The EU Parliament has called on the EU Commission to suspend the EU-US Privacy Shield if the US does not fully comply with its obligations by September 1, 2018. The EU Commission is not bound by Parliament’s request.
The topic was initiated by the LIBE Committee of the EU Parliament (Committee on Civil Liberties, Justice and Home Affairs). Against the background of the Facebook Cambridge Analytica data breaches, the LIBE questioned the effectiveness of the Privacy Shield, especially as both companies involved were certified according to the Privacy Shield. The EU Parliament was particularly concerned that the US authorities had remained inactive after the revelations and that the companies were not removed from the Privacy Shield list. The EU Parliament also expressed concern about the new US CLOUD Act (Clarifying Lawful Overseas Use of Data Act) and the extensive international access rights to personal data provided for by US authorities.

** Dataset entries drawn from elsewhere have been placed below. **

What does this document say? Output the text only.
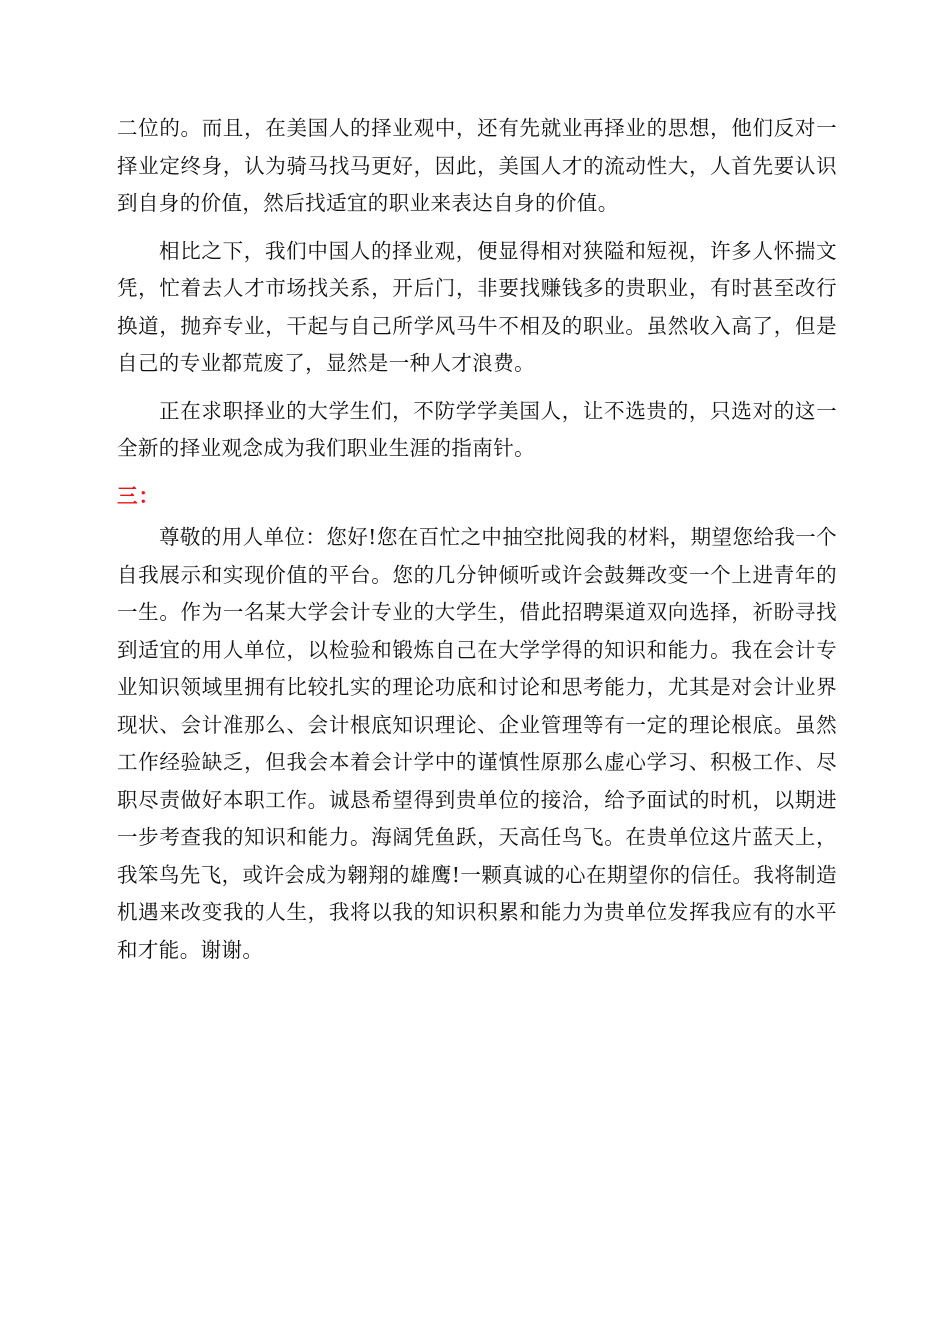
二位的。而且，在美国人的择业观中，还有先就业再择业的思想，他们反对一择业定终身，认为骑马找马更好，因此，美国人才的流动性大，人首先要认识到自身的价值，然后找适宜的职业来表达自身的价值。

相比之下，我们中国人的择业观，便显得相对狭隘和短视，许多人怀揣文凭，忙着去人才市场找关系，开后门，非要找赚钱多的贵职业，有时甚至改行换道，抛弃专业，干起与自己所学风马牛不相及的职业。虽然收入高了，但是自己的专业都荒废了，显然是一种人才浪费。

正在求职择业的大学生们，不防学学美国人，让不选贵的，只选对的这一全新的择业观念成为我们职业生涯的指南针。

三：

尊敬的用人单位：您好!您在百忙之中抽空批阅我的材料，期望您给我一个自我展示和实现价值的平台。您的几分钟倾听或许会鼓舞改变一个上进青年的一生。作为一名某大学会计专业的大学生，借此招聘渠道双向选择，祈盼寻找到适宜的用人单位，以检验和锻炼自己在大学学得的知识和能力。我在会计专业知识领域里拥有比较扎实的理论功底和讨论和思考能力，尤其是对会计业界现状、会计准那么、会计根底知识理论、企业管理等有一定的理论根底。虽然工作经验缺乏，但我会本着会计学中的谨慎性原那么虚心学习、积极工作、尽职尽责做好本职工作。诚恳希望得到贵单位的接洽，给予面试的时机，以期进一步考查我的知识和能力。海阔凭鱼跃，天高任鸟飞。在贵单位这片蓝天上，我笨鸟先飞，或许会成为翱翔的雄鹰!一颗真诚的心在期望你的信任。我将制造机遇来改变我的人生，我将以我的知识积累和能力为贵单位发挥我应有的水平和才能。谢谢。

Should the EU-US Privacy Shield be suspended, its Swiss counterpart (Swiss-US Privacy Shield) is likely to follow soon. This was already the case with its predecessor in October 2015, when the EU-US Safe Harbor Agreement was declared invalid. Companies that share personal data across the Atlantic, e.g. as part of an outsourcing to a US service provider or within the group to a US affiliate, must then implement other protective measures in order to legally facilitate the transfer to the “unsafe” third country USA, such as data transfer agreements or binding corporate rules.